The Lucy came closer, it seemed, but never very close.

He swam on.

He had never known such fatigue, or for his body to be in such open rebellion against him: actions he had taken for granted once upon a time, in the life before he was in the water, seemed impossible now. He couldn’t turn his head more than a fraction of an inch. He couldn’t swallow, quite.

It was when he kicked hard for ten yards and looked up to see that the ship seemed farther away than it had, much farther, that he felt certain he would die.

It was just as he was drifting out of consciousness, when even the thought of Jane couldn’t make him put one arm in front of the other, that great strong hands pulled him up underneath his arms.

“We’ve got you, sir,” said a voice that in some distant chamber of his mind Lenox recorded as belonging to McEwan.

Then he fainted dead away.

There was a blur of light and hurried voices when he woke, a feeling of being rumbled along over the planks of the deck. A bright light appeared in his eyes, and Tradescant’s anxious face, inspecting him.

At last he managed to croak a word, “Water!” and immediately, blessedly, received a small sip of the stuff. Instantly he threw up. He took a little more, then, and finally could bear to have half of a glass tipped into his face.

After that he fell into a sweet, undreaming sleep.

When he woke up it was to a voice saying, “A middling fever. Don’t think he’ll be delirious.” Lenox opened his eyes and saw Tradescant and Carrow standing five feet off, speaking in low voices. They were in Tradescant’s surgery. The other beds were all empty.

“Some good news, that,” Lenox managed to croak.

Carrow turned at the voice and strode over to Lenox, his face filled with worry. “My dear man,” he said, “I can’t tell you the pleasure it gives me to see you awake.”

“How long has it been?”

“We pulled you on board twenty hours ago,” said Tradescant.

“Am I well?”

“You took a bad sunburn unfortunately.”

Lenox tried to open his eyes wide and felt his skin fill with fire. Once he had started to feel the sunburn it was impossible to stop feeling it, and maddening. “Balm,” he said. “My cabin. Jane sent it.”

Tradescant smiled and held it up. “Mr. McEwan found it for you,” he said. “And is ready with food, should you need it. Your nephew will be beyond happiness—he has been here every fifteen minutes.”

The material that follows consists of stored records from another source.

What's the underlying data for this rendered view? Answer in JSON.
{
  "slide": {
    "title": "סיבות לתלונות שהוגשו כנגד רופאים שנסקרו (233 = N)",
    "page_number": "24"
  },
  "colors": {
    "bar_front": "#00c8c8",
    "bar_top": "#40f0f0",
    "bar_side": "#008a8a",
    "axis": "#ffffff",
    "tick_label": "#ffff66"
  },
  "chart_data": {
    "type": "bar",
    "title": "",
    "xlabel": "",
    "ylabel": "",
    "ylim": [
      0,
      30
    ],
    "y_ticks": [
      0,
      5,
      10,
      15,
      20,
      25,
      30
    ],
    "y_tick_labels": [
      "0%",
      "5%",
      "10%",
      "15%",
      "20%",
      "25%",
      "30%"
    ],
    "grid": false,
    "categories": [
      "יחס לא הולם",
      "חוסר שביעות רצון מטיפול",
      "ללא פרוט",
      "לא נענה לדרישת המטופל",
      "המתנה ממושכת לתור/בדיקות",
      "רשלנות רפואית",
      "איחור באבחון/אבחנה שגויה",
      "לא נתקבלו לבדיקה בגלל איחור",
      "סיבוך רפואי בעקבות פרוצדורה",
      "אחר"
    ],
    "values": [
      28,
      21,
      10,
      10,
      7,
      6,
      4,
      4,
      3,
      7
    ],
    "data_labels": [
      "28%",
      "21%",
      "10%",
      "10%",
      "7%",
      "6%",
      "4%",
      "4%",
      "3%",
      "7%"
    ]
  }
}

Despite Tradescant’s jolliness, Carrow still looked unhappy. “Still, we must apologize, Mr. Lenox, both I and my officers and even Her Majesty’s navy.”

Of course, Lenox thought stupidly. He’s the captain now.

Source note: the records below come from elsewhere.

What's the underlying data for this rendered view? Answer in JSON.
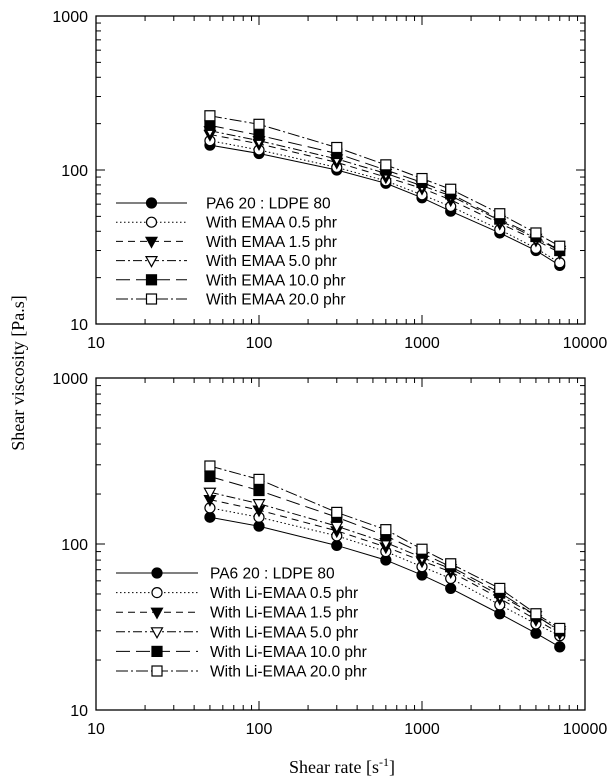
{
  "shared_axis": {
    "ylabel": "Shear viscosity [Pa.s]",
    "xlabel_main": "Shear rate [s",
    "xlabel_sup": "-1",
    "xlabel_end": "]"
  },
  "chart_data": [
    {
      "type": "line",
      "xscale": "log",
      "yscale": "log",
      "xlim": [
        10,
        10000
      ],
      "ylim": [
        10,
        1000
      ],
      "xticks": [
        "10",
        "100",
        "1000",
        "10000"
      ],
      "yticks": [
        "10",
        "100",
        "1000"
      ],
      "grid": false,
      "legend_position": "bottom-left",
      "x": [
        50,
        100,
        300,
        600,
        1000,
        1500,
        3000,
        5000,
        7000
      ],
      "series": [
        {
          "name": "PA6 20 : LDPE 80",
          "marker": "circle-filled",
          "dash": "solid",
          "values": [
            145,
            128,
            100,
            82,
            66,
            54,
            39,
            30,
            24
          ]
        },
        {
          "name": "With EMAA 0.5 phr",
          "marker": "circle-open",
          "dash": "dotted",
          "values": [
            155,
            135,
            104,
            85,
            69,
            58,
            41,
            31,
            25
          ]
        },
        {
          "name": "With EMAA 1.5 phr",
          "marker": "triangle-down-filled",
          "dash": "dashed",
          "values": [
            170,
            148,
            112,
            90,
            76,
            64,
            45,
            35,
            29
          ]
        },
        {
          "name": "With EMAA 5.0 phr",
          "marker": "triangle-down-open",
          "dash": "dashdot",
          "values": [
            180,
            155,
            118,
            95,
            79,
            68,
            47,
            36,
            30
          ]
        },
        {
          "name": "With EMAA 10.0 phr",
          "marker": "square-filled",
          "dash": "longdash",
          "values": [
            195,
            168,
            128,
            100,
            83,
            70,
            48,
            37,
            30
          ]
        },
        {
          "name": "With EMAA 20.0 phr",
          "marker": "square-open",
          "dash": "dashdotlong",
          "values": [
            225,
            198,
            140,
            108,
            88,
            75,
            52,
            39,
            32
          ]
        }
      ]
    },
    {
      "type": "line",
      "xscale": "log",
      "yscale": "log",
      "xlim": [
        10,
        10000
      ],
      "ylim": [
        10,
        1000
      ],
      "xticks": [
        "10",
        "100",
        "1000",
        "10000"
      ],
      "yticks": [
        "10",
        "100",
        "1000"
      ],
      "grid": false,
      "legend_position": "bottom-left",
      "x": [
        50,
        100,
        300,
        600,
        1000,
        1500,
        3000,
        5000,
        7000
      ],
      "series": [
        {
          "name": "PA6 20 : LDPE 80",
          "marker": "circle-filled",
          "dash": "solid",
          "values": [
            145,
            128,
            98,
            80,
            65,
            54,
            38,
            29,
            24
          ]
        },
        {
          "name": "With Li-EMAA 0.5 phr",
          "marker": "circle-open",
          "dash": "dotted",
          "values": [
            165,
            145,
            112,
            90,
            73,
            62,
            43,
            33,
            28
          ]
        },
        {
          "name": "With Li-EMAA 1.5 phr",
          "marker": "triangle-down-filled",
          "dash": "dashed",
          "values": [
            185,
            160,
            120,
            96,
            79,
            68,
            47,
            35,
            29
          ]
        },
        {
          "name": "With Li-EMAA 5.0 phr",
          "marker": "triangle-down-open",
          "dash": "dashdot",
          "values": [
            205,
            175,
            128,
            102,
            83,
            71,
            49,
            37,
            30
          ]
        },
        {
          "name": "With Li-EMAA 10.0 phr",
          "marker": "square-filled",
          "dash": "longdash",
          "values": [
            255,
            210,
            145,
            112,
            88,
            73,
            51,
            37,
            30
          ]
        },
        {
          "name": "With Li-EMAA 20.0 phr",
          "marker": "square-open",
          "dash": "dashdotlong",
          "values": [
            295,
            245,
            155,
            122,
            93,
            76,
            54,
            38,
            31
          ]
        }
      ]
    }
  ]
}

“No need,” said Lenox. “Glad to be alive. Found Billings?”

Carrow frowned. “No. We have fixed the rudder. At the moment we are on his path, but I shall leave it to your discretion: shall we follow him or take you to Egypt?”

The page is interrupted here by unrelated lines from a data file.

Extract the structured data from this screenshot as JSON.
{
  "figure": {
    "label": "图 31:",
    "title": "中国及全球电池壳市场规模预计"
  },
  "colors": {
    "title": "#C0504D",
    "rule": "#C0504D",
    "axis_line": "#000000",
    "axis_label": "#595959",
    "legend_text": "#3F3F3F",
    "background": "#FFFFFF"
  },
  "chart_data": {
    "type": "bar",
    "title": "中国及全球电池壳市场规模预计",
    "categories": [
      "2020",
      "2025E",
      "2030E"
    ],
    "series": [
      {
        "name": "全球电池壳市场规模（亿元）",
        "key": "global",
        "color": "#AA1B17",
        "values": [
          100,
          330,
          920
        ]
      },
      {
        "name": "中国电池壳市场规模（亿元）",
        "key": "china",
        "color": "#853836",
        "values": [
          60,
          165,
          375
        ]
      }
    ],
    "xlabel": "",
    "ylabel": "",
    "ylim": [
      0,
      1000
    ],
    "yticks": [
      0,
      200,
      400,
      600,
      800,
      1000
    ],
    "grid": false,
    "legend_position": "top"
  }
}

“You’re the captain,” said Lenox.

To Lenox’s surprise Carrow looked as if this were natural enough; he didn’t seem overawed. “We shall follow him on for six more hours, then. After that we will be near enough in sight of land to tell whether we may catch him. Frankly I doubt it, but I would sail to the Arctic to catch him, the fiend.”

“A dangerous man. I have seen it before.” Lenox coughed then, and his lungs and throat burned, but he went on. “Capable of maintaining a professional life and obeying a private devil simultaneously.”

“He was always rather peculiar, Billings. Spoke to himself. If anything I would have said he was too gentle for the service, however.”